THE TALISMAN IS DISCOVERED IN ONE OF THE JARS.
THE stories in the Fairy Books have generally been such as old women in country places tell to their
grandchildren. Nobody knows how old they are, or who told them first. The children of Ham, Shem and Japhet may
have listened to them in the Ark, on wet days. Hector's little boy may have heard them in Troy Town, for it is
certain that Homer knew them, and that some of them were written down in Egypt about the time of Moses.
People in different countries tell them differently, but they are always the same stories, really, whether
among little Zulus, at the Cape, or little Eskimo, near the North Pole. The changes are only in matters of
manners and customs; such as wearing clothes or not, meeting lions who talk in the warm countries, or talking
bears in the cold countries. There are plenty of kings and queens in the fairy tales, just because long ago
there were plenty of kings in the country. A gentleman who would be a squire now was a kind of
king in Scotland in very old times, and the same in other places. These old stories, never forgotten, were
taken down in writing in different ages, but mostly in this century, in all sorts of languages. These ancient
stories are the contents of the Fairy books.
Now "The Arabian Nights," some of which, but not nearly all, are given in this volume, are only fairy tales of
the East. The people of Asia, Arabia, and Persia told them in their own way, not for children, but for
grown-up people. There were no novels then, nor any printed books, of course; but there were people whose
profession it was to amuse men and women by telling tales. They dressed the fairy stories up, and made the
characters good Mahommedans, living in Bagdad or India. The events were often supposed to happen in the reign
of the great Caliph, or ruler of the Faithful, Haroun al Raschid, who lived in Bagdad in 786-808 A.D. The vizir who accompanies the Caliph was also a real person of the great family of the Barmecides.

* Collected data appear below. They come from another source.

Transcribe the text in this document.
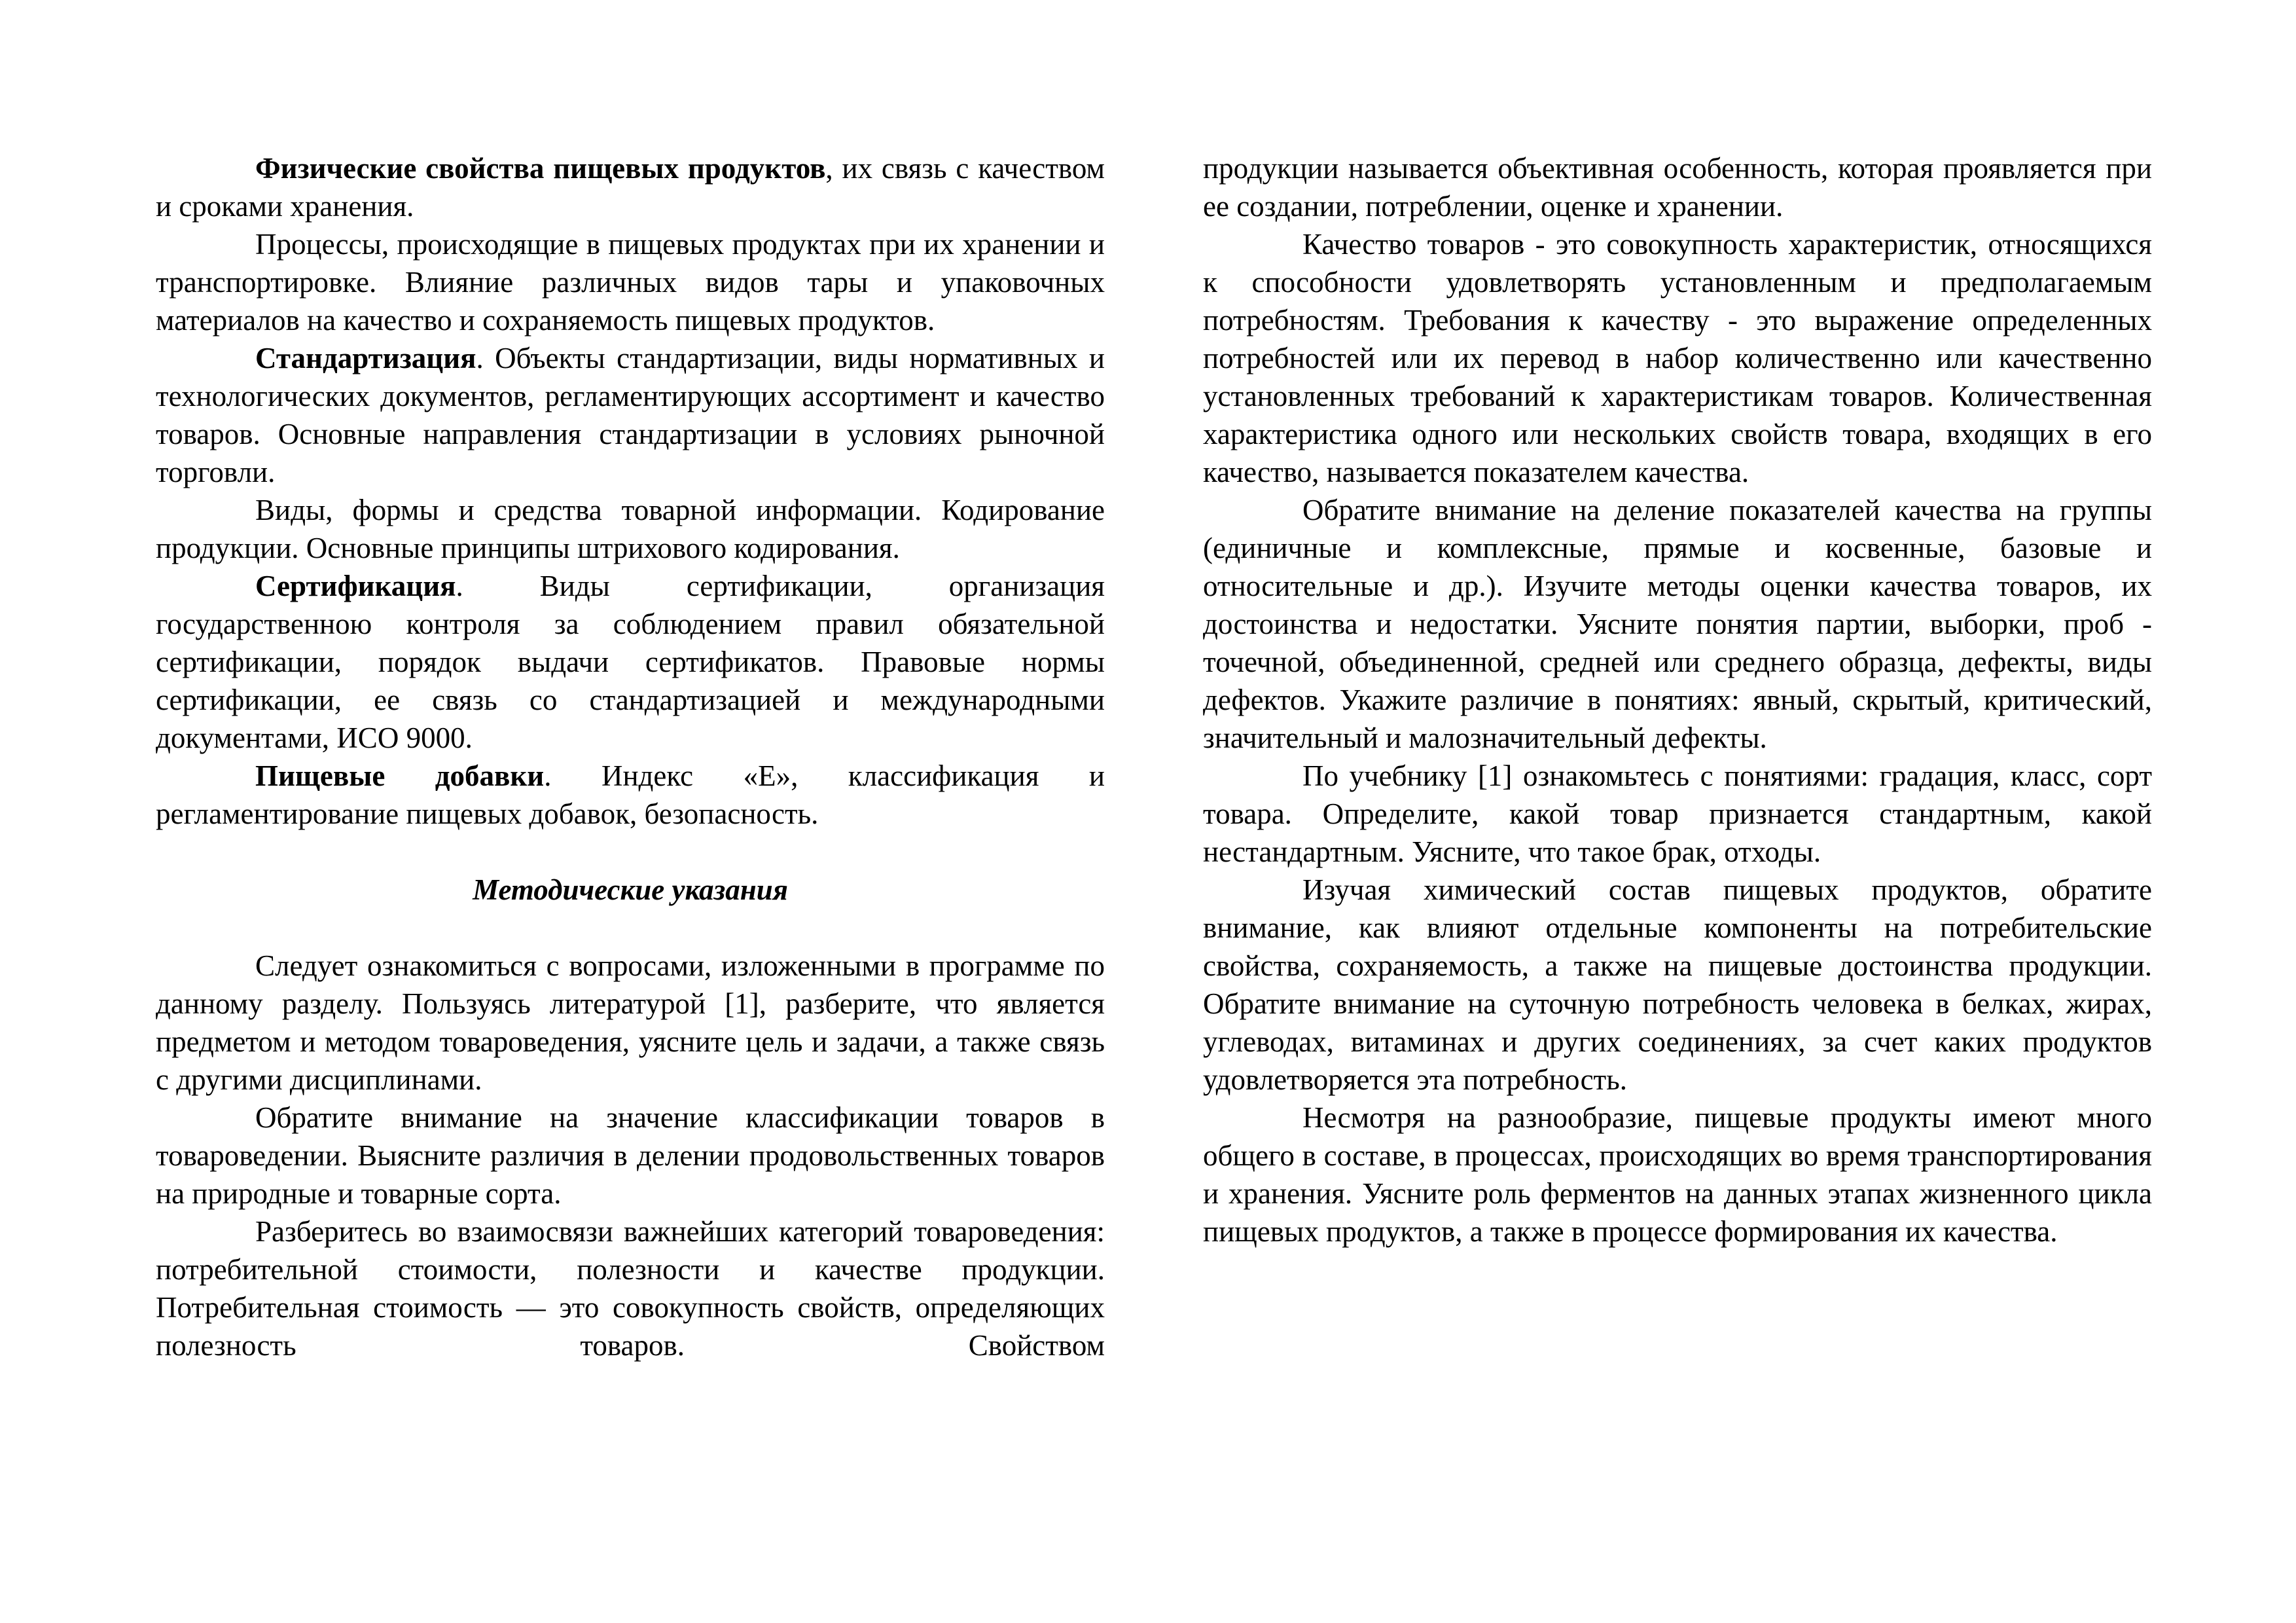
Физические свойства пищевых продуктов, их связь с качеством и сроками хранения.

Процессы, происходящие в пищевых продуктах при их хранении и транспортировке. Влияние различных видов тары и упаковочных материалов на качество и сохраняемость пищевых продуктов.

Стандартизация. Объекты стандартизации, виды нормативных и технологических документов, регламентирующих ассортимент и качество товаров. Основные направления стандартизации в условиях рыночной торговли.

Виды, формы и средства товарной информации. Кодирование продукции. Основные принципы штрихового кодирования.

Сертификация. Виды сертификации, организация государственною контроля за соблюдением правил обязательной сертификации, порядок выдачи сертификатов. Правовые нормы сертификации, ее связь со стандартизацией и международными документами, ИСО 9000.

Пищевые добавки. Индекс «Е», классификация и регламентирование пищевых добавок, безопасность.

Методические указания

Следует ознакомиться с вопросами, изложенными в программе по данному разделу. Пользуясь литературой [1], разберите, что является предметом и методом товароведения, уясните цель и задачи, а также связь с другими дисциплинами.

Обратите внимание на значение классификации товаров в товароведении. Выясните различия в делении продовольственных товаров на природные и товарные сорта.

Разберитесь во взаимосвязи важнейших категорий товароведения: потребительной стоимости, полезности и качестве продукции. Потребительная стоимость — это совокупность свойств, определяющих полезность товаров. Свойством

продукции называется объективная особенность, которая проявляется при ее создании, потреблении, оценке и хранении.

Качество товаров - это совокупность характеристик, относящихся к способности удовлетворять установленным и предполагаемым потребностям. Требования к качеству - это выражение определенных потребностей или их перевод в набор количественно или качественно установленных требований к характеристикам товаров. Количественная характеристика одного или нескольких свойств товара, входящих в его качество, называется показателем качества.

Обратите внимание на деление показателей качества на группы (единичные и комплексные, прямые и косвенные, базовые и относительные и др.). Изучите методы оценки качества товаров, их достоинства и недостатки. Уясните понятия партии, выборки, проб - точечной, объединенной, средней или среднего образца, дефекты, виды дефектов. Укажите различие в понятиях: явный, скрытый, критический, значительный и малозначительный дефекты.

По учебнику [1] ознакомьтесь с понятиями: градация, класс, сорт товара. Определите, какой товар признается стандартным, какой нестандартным. Уясните, что такое брак, отходы.

Изучая химический состав пищевых продуктов, обратите внимание, как влияют отдельные компоненты на потребительские свойства, сохраняемость, а также на пищевые достоинства продукции. Обратите внимание на суточную потребность человека в белках, жирах, углеводах, витаминах и других соединениях, за счет каких продуктов удовлетворяется эта потребность.

Несмотря на разнообразие, пищевые продукты имеют много общего в составе, в процессах, происходящих во время транспортирования и хранения. Уясните роль ферментов на данных этапах жизненного цикла пищевых продуктов, а также в процессе формирования их качества.
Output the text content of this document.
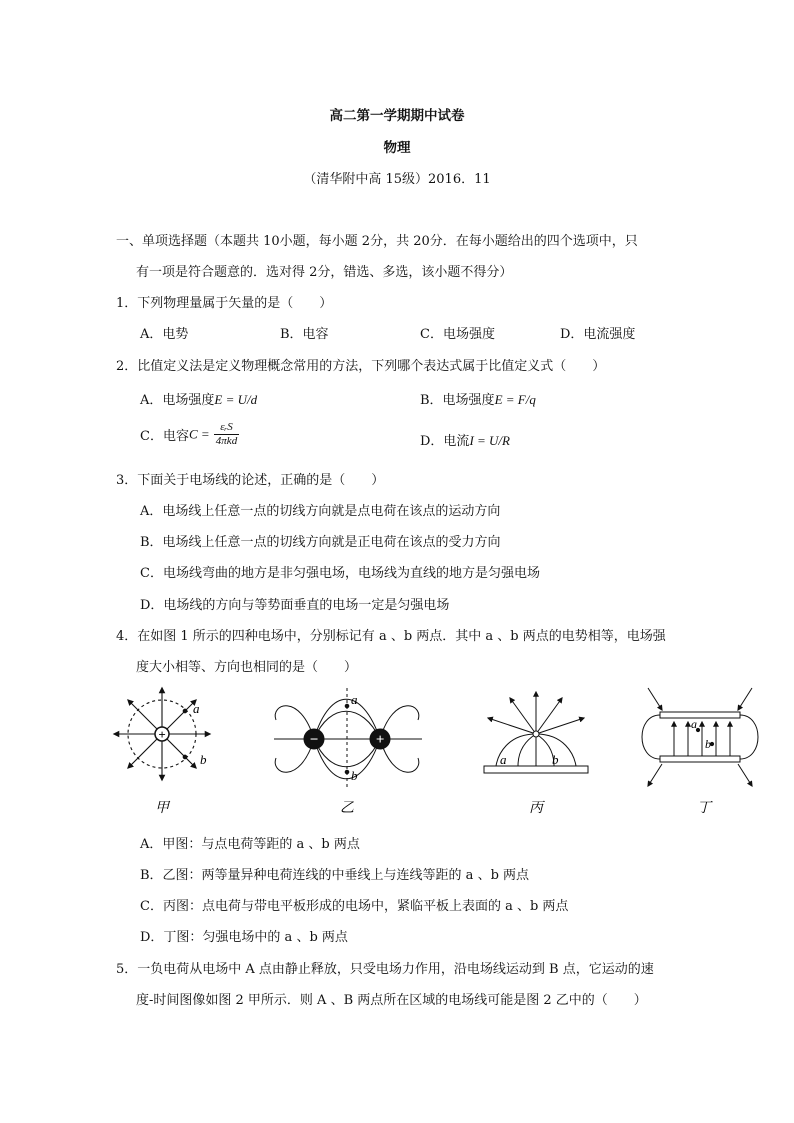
高二第一学期期中试卷
物理
（清华附中高 15级）2016．11
一、单项选择题（本题共 10小题，每小题 2分，共 20分．在每小题给出的四个选项中，只
有一项是符合题意的．选对得 2分，错选、多选，该小题不得分）
1．下列物理量属于矢量的是（　　）
A．电势	B．电容	C．电场强度	D．电流强度
2．比值定义法是定义物理概念常用的方法，下列哪个表达式属于比值定义式（　　）
A．电场强度E = U/d	B．电场强度E = F/q
C．电容$C = \frac{\text{εᵣS}}{\text{4πkd}}$	D．电流I = U/R
3．下面关于电场线的论述，正确的是（　　）
A．电场线上任意一点的切线方向就是点电荷在该点的运动方向
B．电场线上任意一点的切线方向就是正电荷在该点的受力方向
C．电场线弯曲的地方是非匀强电场，电场线为直线的地方是匀强电场
D．电场线的方向与等势面垂直的电场一定是匀强电场
4．在如图 1 所示的四种电场中，分别标记有 a 、b 两点．其中 a 、b 两点的电势相等，电场强
度大小相等、方向也相同的是（　　）
+
a
b
−	+
a
b
a	b
a
b
甲	乙	丙	丁
A．甲图：与点电荷等距的 a 、b 两点
B．乙图：两等量异种电荷连线的中垂线上与连线等距的 a 、b 两点
C．丙图：点电荷与带电平板形成的电场中，紧临平板上表面的 a 、b 两点
D．丁图：匀强电场中的 a 、b 两点
5．一负电荷从电场中 A 点由静止释放，只受电场力作用，沿电场线运动到 B 点，它运动的速
度-时间图像如图 2 甲所示．则 A 、B 两点所在区域的电场线可能是图 2 乙中的（　　）
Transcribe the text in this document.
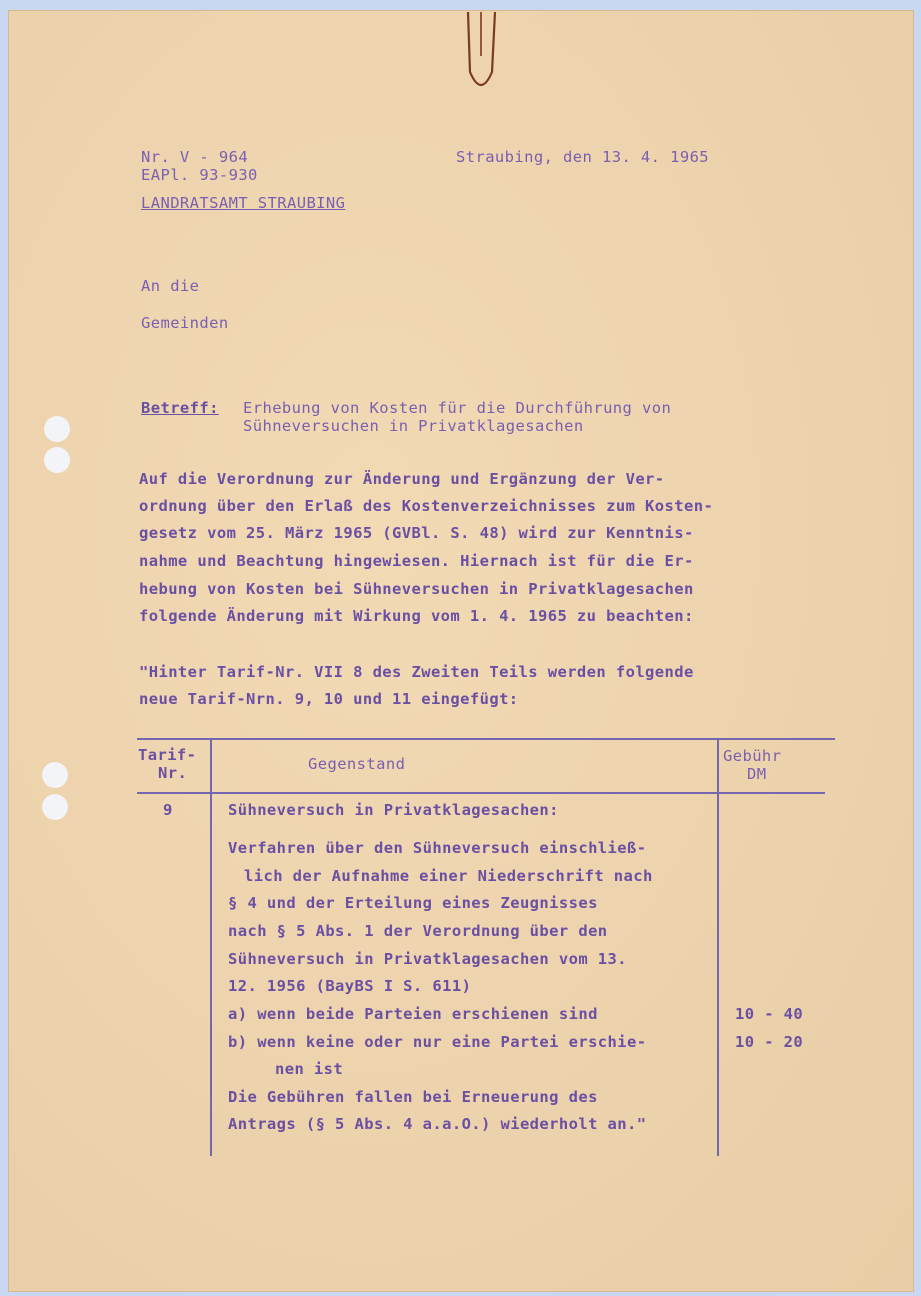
Nr. V - 964	Straubing, den 13. 4. 1965
EAPl. 93-930
LANDRATSAMT STRAUBING
An die
Gemeinden
Betreff: Erhebung von Kosten für die Durchführung von
Sühneversuchen in Privatklagesachen
Auf die Verordnung zur Änderung und Ergänzung der Ver-
ordnung über den Erlaß des Kostenverzeichnisses zum Kosten-
gesetz vom 25. März 1965 (GVBl. S. 48) wird zur Kenntnis-
nahme und Beachtung hingewiesen. Hiernach ist für die Er-
hebung von Kosten bei Sühneversuchen in Privatklagesachen
folgende Änderung mit Wirkung vom 1. 4. 1965 zu beachten:
"Hinter Tarif-Nr. VII 8 des Zweiten Teils werden folgende
neue Tarif-Nrn. 9, 10 und 11 eingefügt:
Tarif-
Nr.	Gegenstand	Gebühr
DM
9	Sühneversuch in Privatklagesachen:
Verfahren über den Sühneversuch einschließ-
lich der Aufnahme einer Niederschrift nach
§ 4 und der Erteilung eines Zeugnisses
nach § 5 Abs. 1 der Verordnung über den
Sühneversuch in Privatklagesachen vom 13.
12. 1956 (BayBS I S. 611)
a) wenn beide Parteien erschienen sind	10 - 40
b) wenn keine oder nur eine Partei erschie-	10 - 20
nen ist
Die Gebühren fallen bei Erneuerung des
Antrags (§ 5 Abs. 4 a.a.O.) wiederholt an."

He was put to death by the Caliph in a very cruel way, nobody ever knew why. The stories must have been told
in their present shape a good long while after the Caliph died, when nobody knew very exactly what had really
happened. At last some storyteller thought of writing down the tales, and fixing them into a kind of
framework, as if they had all been narrated to a cruel Sultan by his wife. Probably the tales were written
down about the time when Edward I. was fighting Robert Bruce. But changes were made in them at different
times, and a great deal that is very dull and stupid was put in, and plenty of verses. Neither the verses nor
the dull pieces are given in this book.
People in France and England knew almost nothing about "The Arabian Nights" till the reigns of Queen Anne and
George I., when they were translated into French by Monsieur Galland. Grown-up people were then very fond of
fairy tales, and they thought these Arab stories the best that they had ever read. They were delighted with
Ghouls (who lived among the tombs) and Geni, who seemed to be a kind of ogres, and with Princesses who work
magic spells, and with Peris, who are Arab fairies. Sindbad had adventures which perhaps came out of the
Odyssey of Homer; in fact, all the East had contributed its wonders, and sent them to Europe in one parcel.
Young men once made a noise at Monsieur Galland's windows in the dead of night, and asked him to tell them one
of his marvellous tales. Nobody talked of anything but dervishes and vizirs, rocs and peris. The stories were
translated from French into all languages, and only Bishop Atterbury complained that the tales were not likely
to be true, and had no moral. The bishop was presently banished for being on the side of Prince Charlie's
father, and had leisure to repent of being so solemn.
In this book "The Arabian Nights" are translated from the French version of Monsieur Galland, who dropped out
the poetry and a great deal of what the Arabian authors thought funny, though it seems wearisome to us. In
this book the stories are shortened here and there, and omissions are made of pieces only suitable for Arabs
and old gentlemen. The translations are by the writers of the tales in the Fairy Books, and the pictures are
by Mr. Ford.
I can remember reading "The Arabian Nights" when I was six years old, in dirty yellow old volumes of small
type with no pictures, and I hope children who read them with Mr. Ford's pictures will be as happy as I was
then in the company of Aladdin and Sindbad the Sailor.